Tom Hanks and Paul Greengrass reteam to tell us news of a tumultuous American post Civil War world that echoes in today’s. While their efforts are visibly impressive, this historical warning may fall on deaf ears.

Hanks, solid as ever, stars as Captain Kidd, a veteran of the war that divided the United States, who now travels the Texas plains, reading to gathered crowds from newspapers. Kidd knows how to hold his audience, dressing and interpreting as any newsman might, with a combination of authority and performance. But, when he comes upon a stranded little girl, a white child who had been taken in by an Indian tribe and raised as one of their own, Kidd feels obligated to not just read the news, but to make some of his own.

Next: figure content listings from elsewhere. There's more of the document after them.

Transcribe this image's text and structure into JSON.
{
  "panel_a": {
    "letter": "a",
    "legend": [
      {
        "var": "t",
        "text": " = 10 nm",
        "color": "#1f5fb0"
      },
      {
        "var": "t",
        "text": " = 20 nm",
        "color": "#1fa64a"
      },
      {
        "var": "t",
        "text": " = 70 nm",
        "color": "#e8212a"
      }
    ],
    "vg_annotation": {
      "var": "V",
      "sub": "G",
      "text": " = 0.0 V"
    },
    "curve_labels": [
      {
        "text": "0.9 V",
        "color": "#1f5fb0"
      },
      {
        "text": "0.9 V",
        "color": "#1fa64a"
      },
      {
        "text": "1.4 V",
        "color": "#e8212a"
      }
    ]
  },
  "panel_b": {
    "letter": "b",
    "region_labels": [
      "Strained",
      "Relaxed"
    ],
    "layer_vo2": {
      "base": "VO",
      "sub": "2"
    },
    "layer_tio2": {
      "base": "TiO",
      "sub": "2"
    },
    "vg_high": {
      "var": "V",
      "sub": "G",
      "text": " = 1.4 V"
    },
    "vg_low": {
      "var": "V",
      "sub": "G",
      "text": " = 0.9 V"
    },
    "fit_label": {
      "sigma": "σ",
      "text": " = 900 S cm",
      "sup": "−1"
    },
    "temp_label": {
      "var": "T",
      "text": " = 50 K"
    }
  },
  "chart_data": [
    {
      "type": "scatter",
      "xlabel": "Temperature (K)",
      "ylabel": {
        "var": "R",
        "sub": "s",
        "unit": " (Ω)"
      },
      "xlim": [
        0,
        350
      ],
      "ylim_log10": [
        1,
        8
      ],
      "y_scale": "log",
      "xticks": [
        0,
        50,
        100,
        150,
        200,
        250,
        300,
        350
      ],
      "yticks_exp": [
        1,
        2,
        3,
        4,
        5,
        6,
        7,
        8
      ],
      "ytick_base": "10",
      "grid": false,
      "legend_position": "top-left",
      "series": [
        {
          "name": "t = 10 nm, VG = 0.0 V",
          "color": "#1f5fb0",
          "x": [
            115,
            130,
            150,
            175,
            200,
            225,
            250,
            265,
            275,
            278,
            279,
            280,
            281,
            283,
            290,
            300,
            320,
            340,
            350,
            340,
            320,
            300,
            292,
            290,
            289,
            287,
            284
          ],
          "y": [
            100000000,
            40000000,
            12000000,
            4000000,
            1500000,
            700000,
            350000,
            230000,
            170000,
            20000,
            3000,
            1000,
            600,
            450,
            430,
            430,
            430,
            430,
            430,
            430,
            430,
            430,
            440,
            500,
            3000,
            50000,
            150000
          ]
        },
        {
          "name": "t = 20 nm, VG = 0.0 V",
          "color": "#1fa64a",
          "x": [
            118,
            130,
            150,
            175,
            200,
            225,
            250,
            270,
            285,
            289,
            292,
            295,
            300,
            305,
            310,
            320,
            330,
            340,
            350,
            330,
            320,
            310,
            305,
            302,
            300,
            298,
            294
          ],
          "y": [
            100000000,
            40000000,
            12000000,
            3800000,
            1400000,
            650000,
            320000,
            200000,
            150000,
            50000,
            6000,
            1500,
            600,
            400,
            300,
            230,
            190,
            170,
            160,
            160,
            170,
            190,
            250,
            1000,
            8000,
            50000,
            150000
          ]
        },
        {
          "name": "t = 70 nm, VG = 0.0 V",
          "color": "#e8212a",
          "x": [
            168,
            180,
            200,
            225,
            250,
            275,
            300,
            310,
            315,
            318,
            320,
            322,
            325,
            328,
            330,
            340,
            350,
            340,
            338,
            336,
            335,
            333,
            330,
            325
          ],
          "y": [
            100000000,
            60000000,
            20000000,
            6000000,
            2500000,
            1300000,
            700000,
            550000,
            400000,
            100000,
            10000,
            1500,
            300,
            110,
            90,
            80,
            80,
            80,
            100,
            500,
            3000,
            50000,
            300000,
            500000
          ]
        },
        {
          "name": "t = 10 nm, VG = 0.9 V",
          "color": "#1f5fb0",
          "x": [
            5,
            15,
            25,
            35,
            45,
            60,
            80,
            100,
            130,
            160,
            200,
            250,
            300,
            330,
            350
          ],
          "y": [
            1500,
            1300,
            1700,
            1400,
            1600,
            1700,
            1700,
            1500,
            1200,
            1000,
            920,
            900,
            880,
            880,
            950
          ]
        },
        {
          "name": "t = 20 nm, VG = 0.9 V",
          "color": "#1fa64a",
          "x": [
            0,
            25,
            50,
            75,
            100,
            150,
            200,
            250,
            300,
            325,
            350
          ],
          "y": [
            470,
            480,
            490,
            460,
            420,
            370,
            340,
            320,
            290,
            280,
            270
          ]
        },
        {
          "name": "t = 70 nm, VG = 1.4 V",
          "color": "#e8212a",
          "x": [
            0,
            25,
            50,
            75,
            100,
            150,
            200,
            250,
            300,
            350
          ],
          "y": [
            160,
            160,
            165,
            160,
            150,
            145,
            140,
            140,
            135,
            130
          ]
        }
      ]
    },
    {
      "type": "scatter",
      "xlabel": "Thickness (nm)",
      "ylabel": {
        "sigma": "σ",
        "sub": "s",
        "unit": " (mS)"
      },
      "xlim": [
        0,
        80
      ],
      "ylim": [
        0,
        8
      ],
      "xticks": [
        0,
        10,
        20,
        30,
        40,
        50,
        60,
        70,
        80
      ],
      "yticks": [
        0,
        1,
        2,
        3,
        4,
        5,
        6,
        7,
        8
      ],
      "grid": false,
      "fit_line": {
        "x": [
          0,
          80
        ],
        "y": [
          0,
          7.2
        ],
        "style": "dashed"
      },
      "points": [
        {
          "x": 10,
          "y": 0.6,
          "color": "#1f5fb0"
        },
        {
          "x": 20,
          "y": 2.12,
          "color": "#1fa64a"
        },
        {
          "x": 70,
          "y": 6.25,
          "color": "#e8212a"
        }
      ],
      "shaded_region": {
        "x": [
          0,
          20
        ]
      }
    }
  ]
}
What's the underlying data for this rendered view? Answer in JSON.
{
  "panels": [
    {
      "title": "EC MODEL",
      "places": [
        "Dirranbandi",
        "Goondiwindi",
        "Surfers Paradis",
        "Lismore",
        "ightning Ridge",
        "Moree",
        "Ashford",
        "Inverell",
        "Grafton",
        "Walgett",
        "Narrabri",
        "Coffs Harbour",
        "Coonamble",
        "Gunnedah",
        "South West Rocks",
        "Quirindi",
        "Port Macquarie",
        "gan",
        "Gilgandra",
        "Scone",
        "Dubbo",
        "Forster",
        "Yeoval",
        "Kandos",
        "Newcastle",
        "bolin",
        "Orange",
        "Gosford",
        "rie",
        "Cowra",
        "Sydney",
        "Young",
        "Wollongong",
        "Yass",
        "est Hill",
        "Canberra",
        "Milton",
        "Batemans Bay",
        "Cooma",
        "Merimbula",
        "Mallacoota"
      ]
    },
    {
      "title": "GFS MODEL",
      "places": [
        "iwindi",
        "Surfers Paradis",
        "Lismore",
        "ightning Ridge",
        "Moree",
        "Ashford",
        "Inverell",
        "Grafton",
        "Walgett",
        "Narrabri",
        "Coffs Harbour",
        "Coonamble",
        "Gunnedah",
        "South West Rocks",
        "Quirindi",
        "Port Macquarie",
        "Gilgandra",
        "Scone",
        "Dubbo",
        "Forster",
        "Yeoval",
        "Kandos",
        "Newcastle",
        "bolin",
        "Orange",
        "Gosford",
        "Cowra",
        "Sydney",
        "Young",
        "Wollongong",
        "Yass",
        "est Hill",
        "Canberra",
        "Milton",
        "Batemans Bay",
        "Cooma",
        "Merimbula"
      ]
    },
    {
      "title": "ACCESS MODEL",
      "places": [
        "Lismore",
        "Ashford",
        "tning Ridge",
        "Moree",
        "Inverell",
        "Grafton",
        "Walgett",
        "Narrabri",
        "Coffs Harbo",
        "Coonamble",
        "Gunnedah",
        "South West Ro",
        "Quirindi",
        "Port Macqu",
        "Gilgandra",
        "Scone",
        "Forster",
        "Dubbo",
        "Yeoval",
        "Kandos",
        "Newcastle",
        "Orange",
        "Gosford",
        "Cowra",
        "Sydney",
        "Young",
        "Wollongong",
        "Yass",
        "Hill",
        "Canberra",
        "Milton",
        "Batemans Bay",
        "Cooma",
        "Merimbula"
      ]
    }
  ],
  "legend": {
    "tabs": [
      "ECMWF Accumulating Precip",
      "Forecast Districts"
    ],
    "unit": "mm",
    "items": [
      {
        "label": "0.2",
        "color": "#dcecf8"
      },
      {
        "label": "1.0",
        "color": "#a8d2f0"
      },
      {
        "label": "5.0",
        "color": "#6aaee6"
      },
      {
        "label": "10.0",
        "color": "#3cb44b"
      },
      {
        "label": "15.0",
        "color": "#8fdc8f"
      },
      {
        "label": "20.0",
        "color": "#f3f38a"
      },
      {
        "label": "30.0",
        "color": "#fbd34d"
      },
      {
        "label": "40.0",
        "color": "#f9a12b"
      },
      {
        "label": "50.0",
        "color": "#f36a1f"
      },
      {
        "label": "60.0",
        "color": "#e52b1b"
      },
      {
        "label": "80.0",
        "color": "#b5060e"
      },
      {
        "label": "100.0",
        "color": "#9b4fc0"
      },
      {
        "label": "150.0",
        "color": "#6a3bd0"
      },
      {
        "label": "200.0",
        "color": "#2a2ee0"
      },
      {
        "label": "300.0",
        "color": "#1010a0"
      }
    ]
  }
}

Based on Paulette Jiles’s novel, one could watch this dusty western as a story onto itself. But it’s hard to ignore it as a parable for what is happening in our world right now, with racism, violence, and wary citizenry, all still teetering after a war that almost killed the American democracy.  No matter how potent, for some, this may hit a little too close to home, where we can flip the channel and watch pundits from all sides give us their news, some with less finesse than Hanks. But there’s a vital message here, the old “those who don’t know history are doomed to repeat it”. And while Greengrass makes that point clear, his film, as a piece, never taps into an urgency that might have thrilled, or at least reached an audience receptive to it. The film looks great, Hanks and his young co-star, Helena Zengel, are tops, but it just doesn’t reach the depth that could have made it emotionally resonant and profound.